On the day of my military studies, my brother and I went out before dawn, we walked to the dim sum shop on the street, I used the dime given by my mother to buy two steamed buns, which were freshly out of the cage, evaporating the heat, and came to my hands with the fragrance of wheat, I watched my brother take off his belt, he handed me the belt first, and then I handed him the buns. I put the remaining bag in my bag, tied my brother's belt around my clothes, and ran towards school. My brother walked slowly behind, with his pants that were about to slip off in one hand and a bun in the other. Then he'd go find a rope and deal with it for the day, because in the evening I'd give him the leash back.

I've lived for more than 30 years, I don't know how many buns and dumplings I've eaten, my stomach digests them, my memories digest them, I forget a lot of experiences that may be interesting, but there is one that I will never forget. It was ten years ago, a few of us went to Tianjin, and our friends in Tianjin invited us to eat at Goubuli Bun Shop.

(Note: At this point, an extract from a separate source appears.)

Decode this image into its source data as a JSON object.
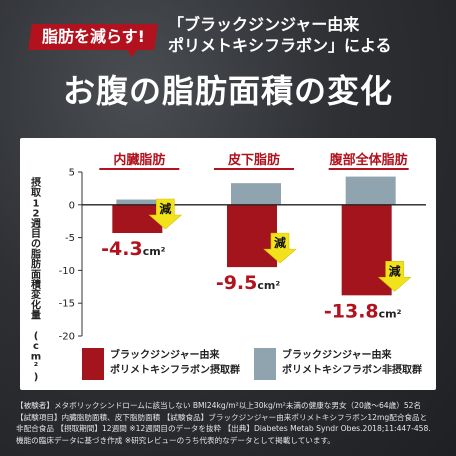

On that day, after we sat down at the Goubuli bun shop, there were exactly ten of us. All kinds of buns were brought up one by one, with ten buns per cage, just one per person. There are more than 70 varieties of Goubuli buns in Tianjin, and the difference is all in the filling, including pork filling, beef filling, mutton filling, shrimp filling, fish filling, and various vegetable fillings; There are sweet, salty, sour and bitter, and there are dozens of categories. When we first sat down, we were very ambitious and ready to taste all the varieties, but after eating the thirty-sixth cage, none of us could eat any more, and everyone held their stomachs as thin as the skin of steamed buns, and no one dared to eat them again, and if we ate them again, their stomachs would burst, and the buns on the table were still increasing, and finally we found that it was looking at these buns that also made us feel scared, so we stood up, stood up carefully, and walked down the stairs cautiously, and cautiously came to the street.

We were a group of ten people standing by the street, and none of us dared to cross the street at once, we ate so much that it was very difficult for us to walk, and we were afraid that if we walked too slowly, we would be hit by a fast-moving car on the street.

That afternoon, we stood in the street, looking at each other and laughing, in fact, we wanted to laugh out loud, but we didn't dare, we were afraid that laughter would break our stomachs. We laughed and burped, and the burps smelled all sorts of things, and that's when we remembered the old Chinese idiom – mixed feelings.